Existing multimodal generative models often struggle to align with human preferences due to scalar or pairwise rewards that fail to capture the multidimensional nature of human judgment, leading to reward hacking and evaluation bias. This work proposes shifting reward modeling from implicit weight optimization to an explicit, rubric-based decomposition approach, externalizing human preferences into verifiable and composable scoring criteria across distinct quality dimensions. By integrating vision-language models, prompt engineering, and a novel Rubric Policy Optimization (RPO) algorithm, the method enables both zero-shot deployment and few-shot fine-tuning. Evaluated on text-to-image generation and image editing tasks, it significantly outperforms conventional reward models and VLM-based evaluators, achieving notable improvements in alignment reliability and data efficiency.

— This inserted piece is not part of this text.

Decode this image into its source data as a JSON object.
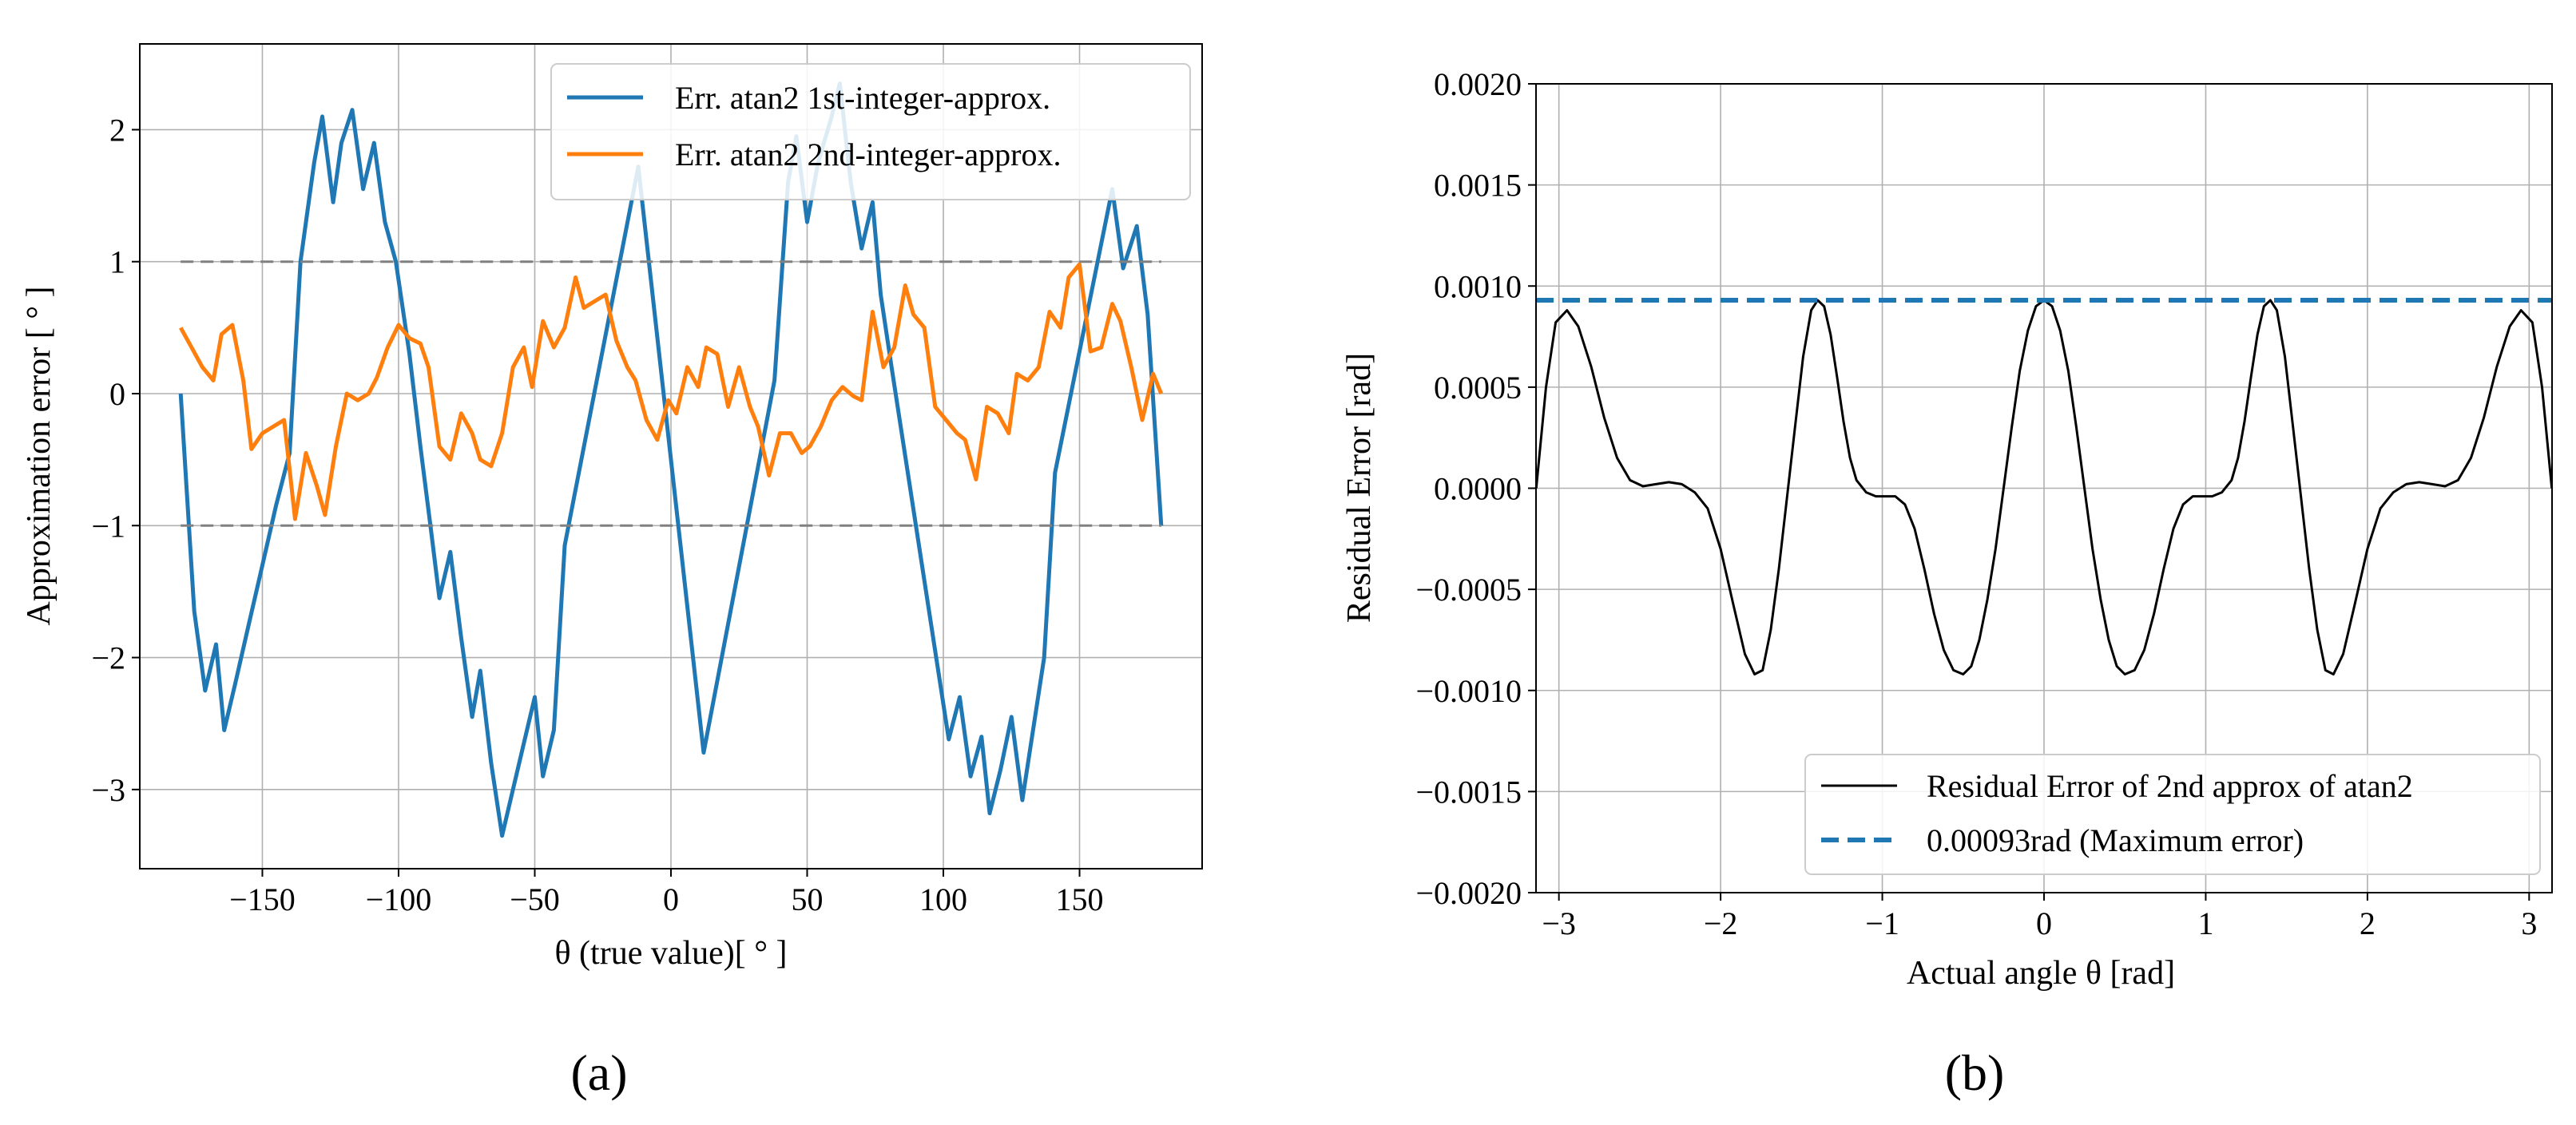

Aligning multimodal generative models with human preferences demands reward signals that respect the compositional, multi-dimensional structure of human judgment. Prevailing RLHF approaches reduce this structure to scalar or pairwise labels, collapsing nuanced preferences into opaque parametric proxies and exposing vulnerabilities to reward hacking. While recent Rubrics-as-Reward (RaR) methods attempt to recover this structure through explicit criteria, generating rubrics that are simultaneously reliable, scalable, and data-efficient remains an open problem. We introduce Auto-Rubric as Reward (ARR), a framework that reframes reward modeling from implicit weight optimization to explicit, criteria-based decomposition. Before any pairwise comparison, ARR externalizes a VLM's internalized preference knowledge as prompt-specific rubrics, translating holistic intent into independently verifiable quality dimensions. This conversion of implicit preference structure into inspectable, interpretable constraints substantially suppresses evaluation biases including positional bias, enabling both zero-shot deployment and few-shot conditioning on minimal supervision. To extend these gains into generative training, we propose Rubric Policy Optimization (RPO), which distills ARR's structured multi-dimensional evaluation into a robust binary reward, replacing opaque scalar regression with rubric-conditioned preference decisions that stabilize policy gradients. On text-to-image generation and image editing benchmarks, ARR-RPO outperforms pairwise reward models and VLM judges, demonstrating that explicitly externalizing implicit preference knowledge into structured rubrics achieves more reliable, data-efficient multimodal alignment, revealing that the bottleneck is the absence of a factorized interface, not a deficit of knowledge.